Figure 5. Mitochondrial PT pore and Ca²⁺ handling in WT vs.Alkbh7^-/-.

(A) Opening of the mitochondrial PT pore was assayed spectrophotometrically in isolated cardiac mitochondria from young male WT and Alkbh7^-/- mice. Average traces are shown, with addition of 100 µM Ca²⁺ to initiate PT pore opening and swelling indicated by the arrow. Dotted lines indicate the presence of the PT pore inhibitor cyclosporin A (CsA). Error bars are omitted for clarity. (B) Quantitation of pore opening, as the change in swelling (absorbance at 520 nm) in 5 min. Data are means ± SE, N = 7, with significance between groups (unpaired t-test) shown above error bars. (C) Mitochondrial Ca²⁺ handling assayed by Ca²⁺ green-5N fluorescence. Isolated cardiac mitochondria from young male WT and Alkbh7^-/- mice were incubated with Ca²⁺ green-5N to indicate extra-mitochondrial [Ca²⁺]. Pulses of 10 µM Ca²⁺ were added at ~2 min intervals as indicated by arrows. Representative traces are shown. (D) Quantitation of the number of Ca²⁺ pulses tolerated by mitochondria before PT pore opening occurred (as indicated by a sharp upward deflection in the Ca²⁺ green-5N trace). (E) Quantitation of the initial rate of mitochondrial Ca²⁺ uptake, calculated from the downward slope in Ca²⁺ green-5N fluorescence on the first 3 Ca²⁺ pulses. Bar graphs in panels B/D/E show means ± SE, N = 5–7, with p-values (unpaired t-test) shown above error bars. In bar graphs, N for each group is shown in parentheses.

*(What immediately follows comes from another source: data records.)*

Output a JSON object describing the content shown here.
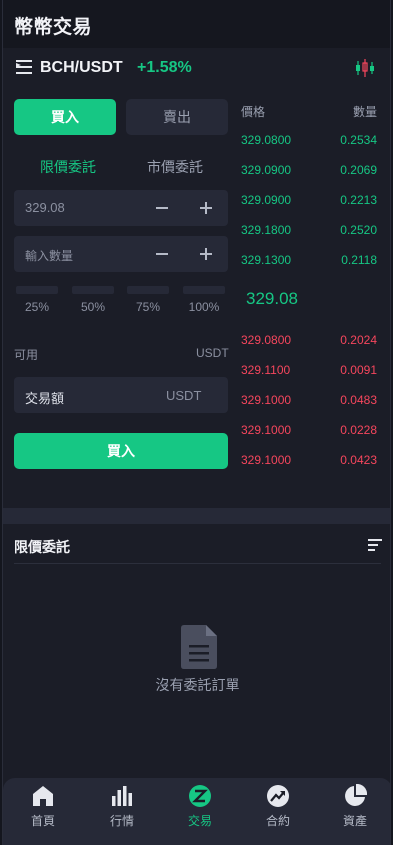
{
  "header": {
    "title": "幣幣交易"
  },
  "pair": {
    "name": "BCH/USDT",
    "change": "+1.58%"
  },
  "icons": {
    "menu": "list-menu-icon",
    "kline": "candlestick-chart-icon"
  },
  "trade": {
    "buy_tab": "買入",
    "sell_tab": "賣出",
    "limit_type": "限價委託",
    "market_type": "市價委託",
    "price_value": "329.08",
    "qty_placeholder": "輸入數量",
    "percents": [
      "25%",
      "50%",
      "75%",
      "100%"
    ],
    "available_label": "可用",
    "available_unit": "USDT",
    "amount_label": "交易額",
    "amount_unit": "USDT",
    "submit_label": "買入"
  },
  "orderbook": {
    "price_header": "價格",
    "qty_header": "數量",
    "bids": [
      {
        "price": "329.0800",
        "qty": "0.2534"
      },
      {
        "price": "329.0900",
        "qty": "0.2069"
      },
      {
        "price": "329.0900",
        "qty": "0.2213"
      },
      {
        "price": "329.1800",
        "qty": "0.2520"
      },
      {
        "price": "329.1300",
        "qty": "0.2118"
      }
    ],
    "last_price": "329.08",
    "asks": [
      {
        "price": "329.0800",
        "qty": "0.2024"
      },
      {
        "price": "329.1100",
        "qty": "0.0091"
      },
      {
        "price": "329.1000",
        "qty": "0.0483"
      },
      {
        "price": "329.1000",
        "qty": "0.0228"
      },
      {
        "price": "329.1000",
        "qty": "0.0423"
      }
    ]
  },
  "orders": {
    "title": "限價委託",
    "empty_text": "沒有委託訂單"
  },
  "tabs": [
    {
      "label": "首頁",
      "icon": "home-icon"
    },
    {
      "label": "行情",
      "icon": "market-bars-icon"
    },
    {
      "label": "交易",
      "icon": "trade-icon"
    },
    {
      "label": "合約",
      "icon": "contract-icon"
    },
    {
      "label": "資產",
      "icon": "assets-pie-icon"
    }
  ],
  "colors": {
    "accent": "#16c784",
    "sell": "#f6465d",
    "bg": "#1b1d27",
    "panel": "#262937"
  }
}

Figure 5—figure supplement 1. Western blot detection of UPR^mt mediators in WT vs.Alkbh7^-/-hearts.

To determine whether loss of ALKBH7 resulted in activation of the mitochondrial unfolded protein response (UPR^mt), the levels of key effectors were determined by western blot. (A) Blots show levels of LonP1 and Clpp in cardiac homogenate of WT and Alkbh7^-/- hearts. Protein loading is shown in the central Ponceau S stained membrane. (B) Quantitation of data from blots of LonP1 and Clpp. Graphs show means ± SEM, N = 4, with p values (unpaired t-test) above the error bars. (C) Blot shows level of Hspd1 (HSP60) in mitochondria from WT and Alkbh7^-/- hearts. Protein loading is shown in the Ponceau S stained membrane below. (D) Quantitation of data from blot of Hspd1. Graphs show means ± SEM, N = 4–5, with p values (unpaired t-test) above the error bars. N for each experiment shown in parentheses.

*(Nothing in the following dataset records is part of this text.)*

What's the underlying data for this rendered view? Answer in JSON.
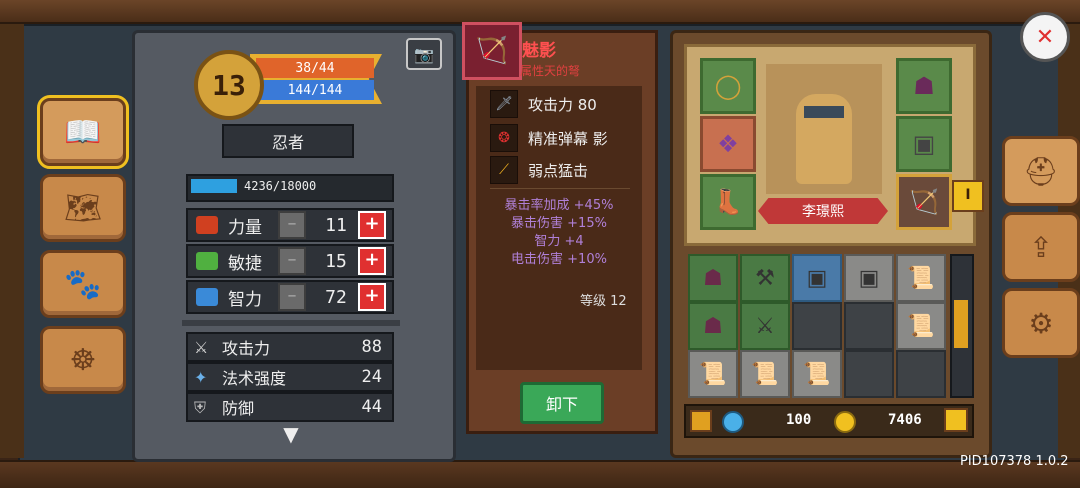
{
  "character": {
    "level": "13",
    "hp": "38/44",
    "mp": "144/144",
    "class_name": "忍者",
    "xp": "4236/18000",
    "xp_fraction": 0.235,
    "name": "李璟熙"
  },
  "attributes": [
    {
      "label": "力量",
      "value": "11",
      "icon": "fist-icon",
      "color": "#d04020"
    },
    {
      "label": "敏捷",
      "value": "15",
      "icon": "feather-icon",
      "color": "#50b040"
    },
    {
      "label": "智力",
      "value": "72",
      "icon": "book-icon",
      "color": "#3a8ad8"
    }
  ],
  "stats": [
    {
      "label": "攻击力",
      "value": "88",
      "icon": "sword-icon"
    },
    {
      "label": "法术强度",
      "value": "24",
      "icon": "wand-icon"
    },
    {
      "label": "防御",
      "value": "44",
      "icon": "shield-icon"
    }
  ],
  "item": {
    "name": "魅影",
    "subtitle": "属性天的弩",
    "attack_label": "攻击力 80",
    "skills": [
      "精准弹幕 影",
      "弱点猛击"
    ],
    "bonuses": [
      "暴击率加成 +45%",
      "暴击伤害 +15%",
      "智力 +4",
      "电击伤害 +10%"
    ],
    "level_text": "等级 12",
    "unequip_label": "卸下"
  },
  "currency": {
    "gems": "100",
    "gold": "7406"
  },
  "footer": {
    "pid": "PID107378 1.0.2"
  },
  "tab_marker": "I"
}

Figure 5—figure supplement 2. Cardioprotection against IR injury by dimethyl-L-2-hydroxyglutarate.

Hearts from WT mice were Langendorff perfused and subjected to 25 min. ischemia plus 60 min reperfusion, with optional administration of 10 µM dimethyl-L-2-hydroxyglutarate (DM2HG) for 20 min prior to the onset of ischemia. (A) Cardiac function assessed by left ventricular balloon pressure transducer. Graph shows the product of heart rate multiplied by left ventricular developed pressure, as a percentage of the initial (pre-ischemic) value. (B) Post IR staining with TTC for quantitation of myocardial infarct size. Representative TTC-stained heart slices are shown, with pseudo-colored mask images used for quantitation by planimetry (red = live tissue, green = infarct). Data are quantified below, with individual data points to shown N, and means ± SEM. p-values (paired t-test) are shown above error bars. N for each experiment shown in parentheses.

Figure 5—figure supplement 3. Blue-native analysis of mitochondrial respiratory supercomplexes.

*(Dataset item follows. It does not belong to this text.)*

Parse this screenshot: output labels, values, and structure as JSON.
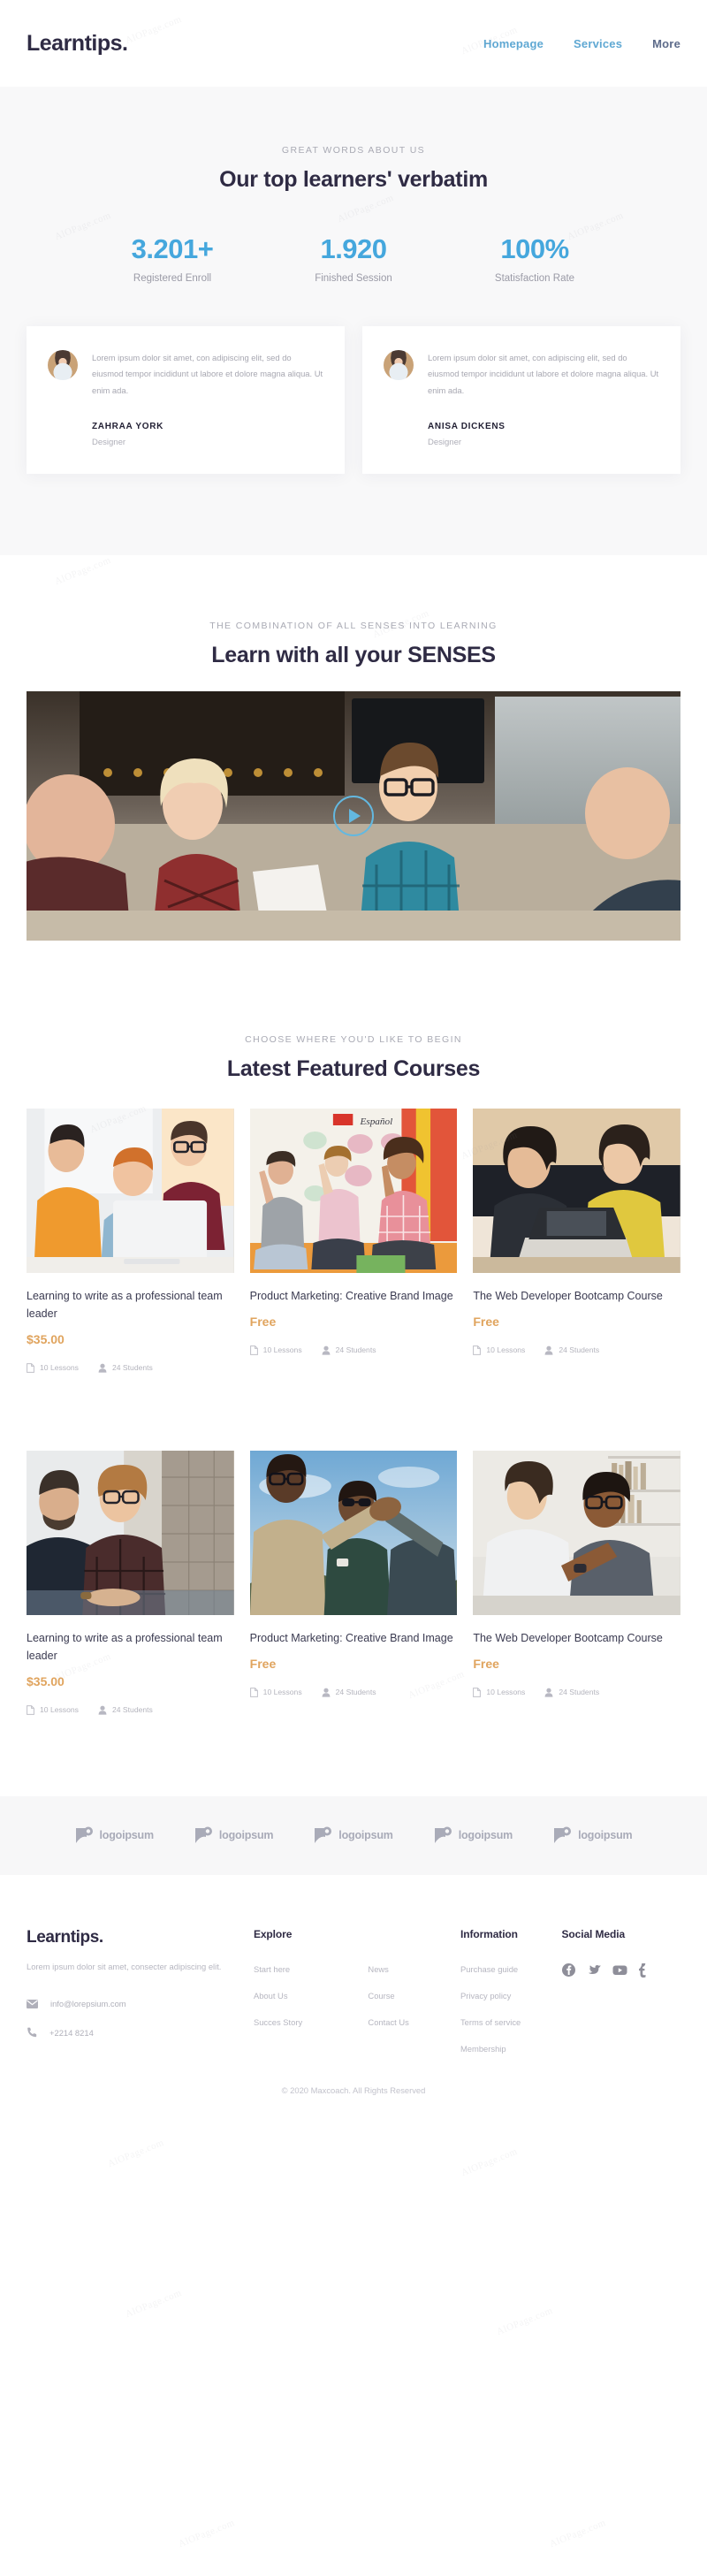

Heart mitochondria from WT or Alkbh7^-/- mice were separated by blue-native PAGE as per the methods. (A) Original gel showing positions of respiratory complexes I, V and III, and supercomplexes (SCs) at the top. Note, gel was not stained post-hoc with Coomassie blue, but gel conditions contain the dye, such that gels appear with blue bands immediately upon electrophoresis. (B) Complex V in-gel assay. White bands show lead precipitate resulting from ATPase activity of complex V. Monomeric, dimeric, and multimeric forms of complex V are indicated. Gels are representative of at least three independent experiments.